Posted Jan 9, 2013 15:57 UTC (Wed) by marduk (subscriber, #3831) [Link]

I have no doubt that some do, but as I said I believe that *most* don't, at least not in my experience. I do know of their desktop offering and employees working on desktop stuff, but it is relatively small compared to the number of employees working on other Red Hat products and services. Think Apple and their "server" offerings.

RHEL 7 and Gnome extensions

Posted Jan 9, 2013 16:33 UTC (Wed) by drag (guest, #31333) [Link] (5 responses)

> Then why do so many Red Hat employees work directly on Gnome as well as the graphics stack infrastructure (X et al) ?

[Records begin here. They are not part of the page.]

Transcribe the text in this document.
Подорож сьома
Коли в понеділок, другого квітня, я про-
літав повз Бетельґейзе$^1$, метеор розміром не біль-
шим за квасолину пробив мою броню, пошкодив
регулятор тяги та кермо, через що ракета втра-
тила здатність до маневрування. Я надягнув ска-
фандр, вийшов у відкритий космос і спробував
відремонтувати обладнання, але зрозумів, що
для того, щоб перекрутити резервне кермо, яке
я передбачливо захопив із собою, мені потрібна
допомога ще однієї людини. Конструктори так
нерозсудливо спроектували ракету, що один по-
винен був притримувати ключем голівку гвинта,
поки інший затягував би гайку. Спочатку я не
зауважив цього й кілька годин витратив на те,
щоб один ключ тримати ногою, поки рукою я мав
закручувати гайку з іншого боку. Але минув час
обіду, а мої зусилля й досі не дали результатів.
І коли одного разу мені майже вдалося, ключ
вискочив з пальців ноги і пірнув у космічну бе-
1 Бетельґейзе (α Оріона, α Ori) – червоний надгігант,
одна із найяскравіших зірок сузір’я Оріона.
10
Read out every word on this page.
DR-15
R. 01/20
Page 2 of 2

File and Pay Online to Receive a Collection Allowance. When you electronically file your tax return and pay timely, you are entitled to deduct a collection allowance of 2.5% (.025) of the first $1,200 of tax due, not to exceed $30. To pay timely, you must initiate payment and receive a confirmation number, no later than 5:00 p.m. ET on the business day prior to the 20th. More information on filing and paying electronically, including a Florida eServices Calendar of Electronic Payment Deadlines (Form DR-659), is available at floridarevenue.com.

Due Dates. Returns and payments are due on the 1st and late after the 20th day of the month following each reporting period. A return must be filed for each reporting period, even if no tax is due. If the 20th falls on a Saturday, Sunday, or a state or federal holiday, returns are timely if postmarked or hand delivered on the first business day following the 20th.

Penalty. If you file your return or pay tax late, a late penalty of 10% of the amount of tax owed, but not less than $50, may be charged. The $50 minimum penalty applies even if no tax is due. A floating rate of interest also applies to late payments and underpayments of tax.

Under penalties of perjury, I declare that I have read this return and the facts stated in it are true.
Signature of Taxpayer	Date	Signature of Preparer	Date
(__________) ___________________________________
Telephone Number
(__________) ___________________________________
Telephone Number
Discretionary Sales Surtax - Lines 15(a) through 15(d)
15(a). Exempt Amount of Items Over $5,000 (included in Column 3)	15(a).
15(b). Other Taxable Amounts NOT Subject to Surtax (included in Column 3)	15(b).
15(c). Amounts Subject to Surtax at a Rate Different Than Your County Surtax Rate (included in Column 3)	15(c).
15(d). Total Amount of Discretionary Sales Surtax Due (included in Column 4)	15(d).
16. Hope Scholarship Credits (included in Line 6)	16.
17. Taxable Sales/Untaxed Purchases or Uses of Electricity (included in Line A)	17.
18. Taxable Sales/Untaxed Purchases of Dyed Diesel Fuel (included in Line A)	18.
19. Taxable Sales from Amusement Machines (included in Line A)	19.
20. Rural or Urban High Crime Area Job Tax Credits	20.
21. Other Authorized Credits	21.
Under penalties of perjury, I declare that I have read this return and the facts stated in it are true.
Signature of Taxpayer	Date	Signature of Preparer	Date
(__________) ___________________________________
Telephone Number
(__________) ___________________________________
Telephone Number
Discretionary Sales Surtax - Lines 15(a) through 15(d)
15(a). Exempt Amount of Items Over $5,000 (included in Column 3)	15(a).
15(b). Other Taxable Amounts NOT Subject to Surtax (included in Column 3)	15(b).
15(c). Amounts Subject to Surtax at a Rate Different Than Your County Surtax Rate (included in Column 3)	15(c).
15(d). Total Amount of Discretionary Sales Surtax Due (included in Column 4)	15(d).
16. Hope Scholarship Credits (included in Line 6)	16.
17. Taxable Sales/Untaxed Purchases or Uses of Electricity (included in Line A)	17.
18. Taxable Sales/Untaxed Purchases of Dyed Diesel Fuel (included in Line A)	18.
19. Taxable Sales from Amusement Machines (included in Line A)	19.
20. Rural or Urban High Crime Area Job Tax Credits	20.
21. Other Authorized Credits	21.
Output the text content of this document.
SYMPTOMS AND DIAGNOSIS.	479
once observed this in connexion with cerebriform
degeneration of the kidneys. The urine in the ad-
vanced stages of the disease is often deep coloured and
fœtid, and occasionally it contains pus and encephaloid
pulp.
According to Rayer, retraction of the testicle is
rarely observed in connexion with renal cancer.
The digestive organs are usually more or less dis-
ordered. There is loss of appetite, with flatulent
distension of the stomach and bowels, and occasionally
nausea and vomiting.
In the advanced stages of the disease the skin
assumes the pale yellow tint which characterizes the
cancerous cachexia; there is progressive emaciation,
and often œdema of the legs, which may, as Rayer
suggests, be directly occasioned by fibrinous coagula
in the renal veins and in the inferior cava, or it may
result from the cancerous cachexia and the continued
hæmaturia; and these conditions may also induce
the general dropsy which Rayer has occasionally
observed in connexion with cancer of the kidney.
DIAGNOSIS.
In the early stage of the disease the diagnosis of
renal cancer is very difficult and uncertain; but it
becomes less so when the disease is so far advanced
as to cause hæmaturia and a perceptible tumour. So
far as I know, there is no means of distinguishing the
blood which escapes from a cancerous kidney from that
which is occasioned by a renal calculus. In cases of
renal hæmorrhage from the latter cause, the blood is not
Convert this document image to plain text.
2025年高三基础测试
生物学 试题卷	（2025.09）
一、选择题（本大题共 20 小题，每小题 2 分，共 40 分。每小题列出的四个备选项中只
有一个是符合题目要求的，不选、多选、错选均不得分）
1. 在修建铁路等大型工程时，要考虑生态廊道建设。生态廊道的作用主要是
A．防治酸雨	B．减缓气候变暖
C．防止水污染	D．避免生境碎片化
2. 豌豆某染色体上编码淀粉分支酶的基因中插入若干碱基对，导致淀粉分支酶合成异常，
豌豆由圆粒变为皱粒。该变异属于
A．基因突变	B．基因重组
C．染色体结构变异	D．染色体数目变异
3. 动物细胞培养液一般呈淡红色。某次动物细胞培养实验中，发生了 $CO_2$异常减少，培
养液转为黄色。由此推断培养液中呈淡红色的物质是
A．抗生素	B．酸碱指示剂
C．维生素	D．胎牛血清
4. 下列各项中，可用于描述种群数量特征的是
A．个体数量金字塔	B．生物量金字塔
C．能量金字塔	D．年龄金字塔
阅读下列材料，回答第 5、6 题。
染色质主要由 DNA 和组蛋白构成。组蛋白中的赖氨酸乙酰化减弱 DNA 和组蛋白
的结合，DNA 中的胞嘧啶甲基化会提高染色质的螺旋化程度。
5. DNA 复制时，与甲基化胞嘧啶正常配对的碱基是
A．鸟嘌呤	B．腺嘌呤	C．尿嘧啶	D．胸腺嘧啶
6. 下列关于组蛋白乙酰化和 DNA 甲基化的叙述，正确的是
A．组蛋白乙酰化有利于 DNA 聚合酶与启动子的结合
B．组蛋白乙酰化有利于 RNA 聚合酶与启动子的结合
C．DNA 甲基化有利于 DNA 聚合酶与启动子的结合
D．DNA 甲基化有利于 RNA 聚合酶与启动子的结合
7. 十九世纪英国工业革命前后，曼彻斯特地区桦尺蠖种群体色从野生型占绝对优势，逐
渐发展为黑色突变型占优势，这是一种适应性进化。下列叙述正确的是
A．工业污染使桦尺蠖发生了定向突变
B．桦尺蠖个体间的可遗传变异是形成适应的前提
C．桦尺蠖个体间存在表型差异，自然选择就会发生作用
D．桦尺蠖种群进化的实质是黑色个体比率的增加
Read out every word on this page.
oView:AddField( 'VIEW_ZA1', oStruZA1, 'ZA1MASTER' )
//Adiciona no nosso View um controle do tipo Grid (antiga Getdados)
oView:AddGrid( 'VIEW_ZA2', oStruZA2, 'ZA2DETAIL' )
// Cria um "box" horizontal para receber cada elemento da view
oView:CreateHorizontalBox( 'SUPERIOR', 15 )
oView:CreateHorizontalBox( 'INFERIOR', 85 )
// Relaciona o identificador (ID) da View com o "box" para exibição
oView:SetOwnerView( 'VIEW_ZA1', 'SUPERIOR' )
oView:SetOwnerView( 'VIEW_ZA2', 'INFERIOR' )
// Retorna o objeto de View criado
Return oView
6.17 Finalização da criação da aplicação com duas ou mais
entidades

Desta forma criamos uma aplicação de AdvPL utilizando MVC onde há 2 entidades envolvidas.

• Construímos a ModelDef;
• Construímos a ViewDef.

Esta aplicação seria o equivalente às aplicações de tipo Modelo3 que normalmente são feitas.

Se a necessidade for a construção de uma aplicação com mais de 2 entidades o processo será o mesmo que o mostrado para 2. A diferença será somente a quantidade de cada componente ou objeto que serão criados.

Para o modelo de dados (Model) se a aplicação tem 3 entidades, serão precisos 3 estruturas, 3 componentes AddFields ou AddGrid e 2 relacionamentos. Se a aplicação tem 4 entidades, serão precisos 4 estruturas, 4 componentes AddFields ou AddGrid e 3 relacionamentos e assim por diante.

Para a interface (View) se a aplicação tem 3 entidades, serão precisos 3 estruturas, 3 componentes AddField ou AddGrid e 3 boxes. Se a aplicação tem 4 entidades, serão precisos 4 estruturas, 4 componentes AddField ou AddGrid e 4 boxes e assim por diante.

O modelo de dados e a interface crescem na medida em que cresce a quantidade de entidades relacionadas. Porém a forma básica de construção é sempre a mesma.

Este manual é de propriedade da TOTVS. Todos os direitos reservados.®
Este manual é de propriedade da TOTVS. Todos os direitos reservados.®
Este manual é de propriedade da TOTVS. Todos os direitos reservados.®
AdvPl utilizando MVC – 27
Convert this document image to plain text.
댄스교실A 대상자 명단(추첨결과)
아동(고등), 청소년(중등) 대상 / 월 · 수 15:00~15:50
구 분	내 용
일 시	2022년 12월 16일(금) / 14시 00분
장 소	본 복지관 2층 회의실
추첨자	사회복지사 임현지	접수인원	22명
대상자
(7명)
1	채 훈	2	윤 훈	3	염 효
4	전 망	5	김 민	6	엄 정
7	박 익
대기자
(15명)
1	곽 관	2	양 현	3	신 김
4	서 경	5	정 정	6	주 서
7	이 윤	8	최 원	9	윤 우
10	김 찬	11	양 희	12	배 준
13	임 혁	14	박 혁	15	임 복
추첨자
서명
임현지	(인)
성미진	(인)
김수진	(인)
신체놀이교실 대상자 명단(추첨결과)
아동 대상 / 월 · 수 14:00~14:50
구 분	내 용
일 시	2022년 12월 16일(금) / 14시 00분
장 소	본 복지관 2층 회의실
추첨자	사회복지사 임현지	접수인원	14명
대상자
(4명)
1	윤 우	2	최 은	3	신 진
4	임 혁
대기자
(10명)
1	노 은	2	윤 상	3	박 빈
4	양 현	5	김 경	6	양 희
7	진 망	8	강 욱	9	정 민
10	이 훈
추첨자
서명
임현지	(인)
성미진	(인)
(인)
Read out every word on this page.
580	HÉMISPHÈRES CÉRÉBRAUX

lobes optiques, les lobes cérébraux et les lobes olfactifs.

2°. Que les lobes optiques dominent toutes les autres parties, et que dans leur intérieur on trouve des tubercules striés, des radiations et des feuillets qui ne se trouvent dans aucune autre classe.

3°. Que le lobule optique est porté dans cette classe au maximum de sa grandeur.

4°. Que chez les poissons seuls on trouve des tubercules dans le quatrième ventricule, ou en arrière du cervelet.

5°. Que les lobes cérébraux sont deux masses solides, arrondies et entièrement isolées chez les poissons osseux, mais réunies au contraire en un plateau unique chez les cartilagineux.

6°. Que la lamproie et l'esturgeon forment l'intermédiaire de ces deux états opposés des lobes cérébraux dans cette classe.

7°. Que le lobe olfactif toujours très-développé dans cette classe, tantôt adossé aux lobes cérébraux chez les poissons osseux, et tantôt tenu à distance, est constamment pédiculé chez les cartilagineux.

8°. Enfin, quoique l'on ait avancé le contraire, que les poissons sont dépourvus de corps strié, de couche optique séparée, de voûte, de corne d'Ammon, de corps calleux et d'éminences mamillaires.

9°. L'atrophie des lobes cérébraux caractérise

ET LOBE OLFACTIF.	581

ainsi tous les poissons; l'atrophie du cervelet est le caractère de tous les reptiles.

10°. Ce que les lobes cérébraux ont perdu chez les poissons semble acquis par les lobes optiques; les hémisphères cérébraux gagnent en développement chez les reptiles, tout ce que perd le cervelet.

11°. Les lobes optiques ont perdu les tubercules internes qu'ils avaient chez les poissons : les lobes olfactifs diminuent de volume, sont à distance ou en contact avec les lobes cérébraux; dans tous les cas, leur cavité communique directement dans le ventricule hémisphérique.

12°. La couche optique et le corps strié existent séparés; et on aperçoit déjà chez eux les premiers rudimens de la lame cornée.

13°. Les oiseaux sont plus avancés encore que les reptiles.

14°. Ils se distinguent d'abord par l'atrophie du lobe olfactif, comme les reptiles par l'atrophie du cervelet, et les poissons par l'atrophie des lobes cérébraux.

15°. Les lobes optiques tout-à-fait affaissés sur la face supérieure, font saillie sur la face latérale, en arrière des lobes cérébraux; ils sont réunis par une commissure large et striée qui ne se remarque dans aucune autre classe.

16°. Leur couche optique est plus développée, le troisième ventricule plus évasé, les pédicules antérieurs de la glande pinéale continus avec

Few people want to pay for a Linux Desktop because it's always really sucked. Traditionally speaking (past decade or so) you have always been far more productive in the majority of corporate environments by using a Windows desktop, installing a bunch of unix-related admin tools, and then having a separate Linux node you did your Linux/Unix hacking and administrative tasks from.

I expect that Redhat is interested in changing this. (I have found that Windows in VM on Linux provides good productivity) I also expect it's a difficult to allocate resources due to lack of current financial incentive.

RHEL 7 and Gnome extensions

Posted Jan 9, 2013 17:29 UTC (Wed) by shmerl (guest, #65921) [Link] (2 responses)

> Traditionally speaking (past decade or so) you have always been far more
> productive in the majority of corporate environments by using a Windows
> desktop, installing a bunch of unix-related admin tools, and then having a
> separate Linux node you did your Linux/Unix hacking and administrative
> tasks from.

This isn't so anymore. I'm not talking about RedHat releases in particular (which aren't too suitable for desktop usage, since they are too far apart and fall behind rapid desktop advancements). In general however, any modern and up to date Linux distro can feel way more productive to use than Windows.

RHEL 7 and Gnome extensions

Posted Jan 10, 2013 14:56 UTC (Thu) by drag (guest, #31333) [Link] (1 responses)

> In general however, any modern and up to date Linux distro can feel way more productive to use than Windows.

Unless you need Active Directory integration, Outlook support, and 99% of all applications developed anywhere by anybody that are used by professionals.

RHEL 7 and Gnome extensions

Posted Jan 10, 2013 19:08 UTC (Thu) by dlang (guest, #313) [Link]

you are speaking for yourself.

Many professionals are able to operate quite nicely with Linux desktops.

If what you were saying was correct, none of the professionals would be able to run Macs because they have the same problem as linux for most of those applications that you are referring to.

RHEL 7 and Gnome extensions

Posted Jan 11, 2013 0:17 UTC (Fri) by dskoll (subscriber, #1630) [Link]

Traditionally speaking (past decade or so) you have always been far more productive in the majority of corporate environments by using a Windows desktop, installing a bunch of unix-related admin tools, and then having a separate Linux node you did your Linux/Unix hacking and administrative tasks from.

Speak for yourself. In the (mercifully brief) period of my life when I was forced to use Windows at work, I hated it. I found the Windows desktop annoyingly unproductive and full of stupid design decisions that made my workflow intensely painful.

I'm lucky enough now to own my own company, so I have no concerns with Exchange integration, MS Office compatibility, etc. because the gold standard at my workplace is Linux on both server and desktop.

RHEL 7 and Gnome extensions

Posted Jan 11, 2013 21:48 UTC (Fri) by Jandar (subscriber, #85683) [Link]

> Traditionally speaking (past decade or so) you have always been far more productive in the majority of corporate environments by using a Windows desktop, installing a bunch of unix-related admin tools, and then having a separate Linux node you did your Linux/Unix hacking and administrative tasks from.

There are yet 80 days until 2013-04-01, so this joke is premature. Traditionally a Linux/Unix desktop was *far* more productive for Linux/Unix admin and hacking only since 7 a Windows desktop comes closer.

Our main admin has problems to install NX on local diskless clients so he installs diskfull Windows as substitute. The drop in productivity is staggering. Fortunately I have enough influence to prohibit such nonsense at my desk.